It’s Friday 5 p.m. and you’re readying to wrap up for the day and join your friends for a relaxing evening. Suddenly you see an email with Urgent in the subject field. An application that needs to go live tonight is not functioning properly and they suspect the firewall is the culprit. App developers need your help to troubleshoot and if needed, make necessary changes ASAP. You have to help them troubleshoot and if changes are needed, reverse engineer the architecture on the fly and enable the business quickly while ensuring the appropriate security controls are not compromised. Sounds familiar?
Everyday, network teams are walking this tightrope of operational stability and zero-trust security. And doing it manually is no longer sustainable.
Manual network operations expose us to the following problems:
- Security risks due to delays in rolling out security updates
- Operational risks associated with human error causing an outage
- Productivity drag having to prove network innocence to application owners
Manual changes are also operationally expensive and cause delays in the delivery of new initiatives.

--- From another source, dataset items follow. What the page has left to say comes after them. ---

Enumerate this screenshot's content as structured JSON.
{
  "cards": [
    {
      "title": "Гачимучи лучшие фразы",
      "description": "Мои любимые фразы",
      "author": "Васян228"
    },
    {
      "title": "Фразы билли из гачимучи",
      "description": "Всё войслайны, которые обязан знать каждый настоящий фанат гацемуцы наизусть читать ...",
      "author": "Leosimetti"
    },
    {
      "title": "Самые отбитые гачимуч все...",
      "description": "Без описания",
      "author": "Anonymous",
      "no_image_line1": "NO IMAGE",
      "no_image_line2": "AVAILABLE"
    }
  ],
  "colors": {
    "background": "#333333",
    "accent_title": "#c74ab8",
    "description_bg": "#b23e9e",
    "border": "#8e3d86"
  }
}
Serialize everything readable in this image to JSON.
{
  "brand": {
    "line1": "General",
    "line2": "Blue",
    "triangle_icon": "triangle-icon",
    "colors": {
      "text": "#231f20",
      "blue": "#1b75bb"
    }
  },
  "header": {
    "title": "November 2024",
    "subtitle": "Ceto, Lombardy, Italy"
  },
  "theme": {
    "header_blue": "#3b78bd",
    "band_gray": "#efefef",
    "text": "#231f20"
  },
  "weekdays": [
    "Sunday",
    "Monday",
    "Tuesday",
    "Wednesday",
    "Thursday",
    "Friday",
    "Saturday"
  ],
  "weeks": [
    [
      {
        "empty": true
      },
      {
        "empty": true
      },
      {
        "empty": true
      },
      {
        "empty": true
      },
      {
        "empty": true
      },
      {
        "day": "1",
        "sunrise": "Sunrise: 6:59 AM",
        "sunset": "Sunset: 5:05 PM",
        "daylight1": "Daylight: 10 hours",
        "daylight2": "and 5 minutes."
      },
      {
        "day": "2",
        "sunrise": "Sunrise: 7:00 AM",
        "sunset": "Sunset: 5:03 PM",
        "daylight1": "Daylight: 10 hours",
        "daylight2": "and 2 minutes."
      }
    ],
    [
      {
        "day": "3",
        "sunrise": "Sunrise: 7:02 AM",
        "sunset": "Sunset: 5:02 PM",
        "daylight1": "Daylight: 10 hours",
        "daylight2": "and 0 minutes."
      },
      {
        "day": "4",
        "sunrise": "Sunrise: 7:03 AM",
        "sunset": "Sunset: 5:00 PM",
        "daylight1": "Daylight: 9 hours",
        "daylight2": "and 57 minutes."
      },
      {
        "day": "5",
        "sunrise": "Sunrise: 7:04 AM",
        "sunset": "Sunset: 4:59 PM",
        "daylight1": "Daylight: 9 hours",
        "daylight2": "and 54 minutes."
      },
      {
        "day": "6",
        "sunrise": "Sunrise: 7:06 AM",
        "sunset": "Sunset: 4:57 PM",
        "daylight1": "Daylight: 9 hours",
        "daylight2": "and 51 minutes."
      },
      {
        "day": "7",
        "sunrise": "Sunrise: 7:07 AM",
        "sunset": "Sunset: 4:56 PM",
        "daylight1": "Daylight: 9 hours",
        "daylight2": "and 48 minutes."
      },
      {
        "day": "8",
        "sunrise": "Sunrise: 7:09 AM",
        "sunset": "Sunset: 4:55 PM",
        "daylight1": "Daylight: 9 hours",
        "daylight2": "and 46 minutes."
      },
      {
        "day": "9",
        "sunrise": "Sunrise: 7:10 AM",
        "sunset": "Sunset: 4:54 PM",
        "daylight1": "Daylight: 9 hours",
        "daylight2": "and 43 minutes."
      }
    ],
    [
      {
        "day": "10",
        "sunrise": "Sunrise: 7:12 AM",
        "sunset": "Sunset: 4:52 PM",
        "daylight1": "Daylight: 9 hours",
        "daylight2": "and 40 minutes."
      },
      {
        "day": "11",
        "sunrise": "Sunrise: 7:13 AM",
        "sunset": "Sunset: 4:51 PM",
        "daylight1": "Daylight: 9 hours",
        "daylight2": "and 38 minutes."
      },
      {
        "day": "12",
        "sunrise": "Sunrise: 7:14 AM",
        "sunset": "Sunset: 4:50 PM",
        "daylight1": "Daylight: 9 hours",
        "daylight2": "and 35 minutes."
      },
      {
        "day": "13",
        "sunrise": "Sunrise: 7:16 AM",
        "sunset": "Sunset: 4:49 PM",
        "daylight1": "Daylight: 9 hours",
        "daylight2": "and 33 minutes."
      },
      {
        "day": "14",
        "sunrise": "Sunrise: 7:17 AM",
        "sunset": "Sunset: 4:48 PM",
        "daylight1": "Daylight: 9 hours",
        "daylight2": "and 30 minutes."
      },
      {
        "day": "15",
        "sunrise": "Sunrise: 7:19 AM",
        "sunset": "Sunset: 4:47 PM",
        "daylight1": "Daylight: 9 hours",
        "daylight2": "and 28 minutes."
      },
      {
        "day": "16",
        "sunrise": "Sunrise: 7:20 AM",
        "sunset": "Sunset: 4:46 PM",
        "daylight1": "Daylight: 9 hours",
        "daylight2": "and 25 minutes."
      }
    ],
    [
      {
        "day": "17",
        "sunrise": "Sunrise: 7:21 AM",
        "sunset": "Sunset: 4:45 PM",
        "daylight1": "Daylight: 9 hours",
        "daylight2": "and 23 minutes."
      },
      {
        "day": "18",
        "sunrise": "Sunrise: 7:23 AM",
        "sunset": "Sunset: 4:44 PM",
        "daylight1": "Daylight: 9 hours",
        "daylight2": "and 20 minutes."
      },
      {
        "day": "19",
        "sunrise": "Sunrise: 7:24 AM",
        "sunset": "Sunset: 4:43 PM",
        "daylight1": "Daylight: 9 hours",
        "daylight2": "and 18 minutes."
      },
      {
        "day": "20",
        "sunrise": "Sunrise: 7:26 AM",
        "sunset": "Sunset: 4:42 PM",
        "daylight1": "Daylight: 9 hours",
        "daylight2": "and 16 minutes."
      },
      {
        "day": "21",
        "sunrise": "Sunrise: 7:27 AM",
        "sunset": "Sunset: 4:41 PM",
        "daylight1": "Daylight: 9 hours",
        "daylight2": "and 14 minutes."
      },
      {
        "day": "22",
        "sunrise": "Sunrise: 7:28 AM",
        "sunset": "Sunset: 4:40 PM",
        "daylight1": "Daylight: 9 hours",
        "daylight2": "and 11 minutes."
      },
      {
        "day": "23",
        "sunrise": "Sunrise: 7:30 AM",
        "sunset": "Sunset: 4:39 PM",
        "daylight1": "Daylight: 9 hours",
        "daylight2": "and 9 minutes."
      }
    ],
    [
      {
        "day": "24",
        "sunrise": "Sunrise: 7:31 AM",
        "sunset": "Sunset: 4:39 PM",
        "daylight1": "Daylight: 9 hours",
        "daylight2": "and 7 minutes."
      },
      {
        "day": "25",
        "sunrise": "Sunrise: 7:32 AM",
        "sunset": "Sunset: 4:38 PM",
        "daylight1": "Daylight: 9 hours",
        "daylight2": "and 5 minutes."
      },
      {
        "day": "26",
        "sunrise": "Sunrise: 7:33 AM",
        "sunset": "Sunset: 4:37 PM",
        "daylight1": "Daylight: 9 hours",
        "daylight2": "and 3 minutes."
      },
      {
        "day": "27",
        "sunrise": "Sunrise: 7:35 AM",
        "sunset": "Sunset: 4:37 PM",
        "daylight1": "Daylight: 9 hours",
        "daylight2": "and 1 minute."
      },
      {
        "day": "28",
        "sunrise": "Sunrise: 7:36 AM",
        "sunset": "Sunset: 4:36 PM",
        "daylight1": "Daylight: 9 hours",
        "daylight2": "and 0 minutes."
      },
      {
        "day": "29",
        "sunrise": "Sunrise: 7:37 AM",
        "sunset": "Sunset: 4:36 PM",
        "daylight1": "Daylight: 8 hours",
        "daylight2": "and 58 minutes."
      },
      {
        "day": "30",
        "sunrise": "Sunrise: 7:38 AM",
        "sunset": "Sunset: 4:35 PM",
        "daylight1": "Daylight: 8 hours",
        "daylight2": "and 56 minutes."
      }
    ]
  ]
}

You’re probably wondering – what drives network changes? Well, there’s a few reasons:
- Zero-trust security requires all network traffic to be routed through NGFWs with granular access policies. This has a side effect of having a large number of firewall policies across multiple devices and requires careful analysis for every policy change thereby increasing the MTTR for each firewall change. Total firewall changes for us, from March 2020 – March 2021, were 1774 (~34/wk).
- Network devices have to be upgraded due to security vulnerabilities or operational considerations (bugs/new features)
- Increasing business needs require network infrastructure
The need of the hour is that of a modern network management framework which provides increased agility while ensuring zero-trust security controls are adhered to.
At Palo Alto Networks, IT adopted a DevOps-based methodology for network configuration management. A CI/CD pipeline built on Jenkins-GitHub infrastructure serves as the conduit to making firewall and other network device changes.
This infrastructure provides the following advantages:
- Each change is approved on actual configuration and not the intent of change by the rule owners (stored in a dynamic db)
- Change is evaluated for configuration fidelity through a lab infrastructure
- Change is subjected to automated predetermined checks, thereby preventing bad changes by rejecting them outright (such as ‘any’ ‘any’ rules)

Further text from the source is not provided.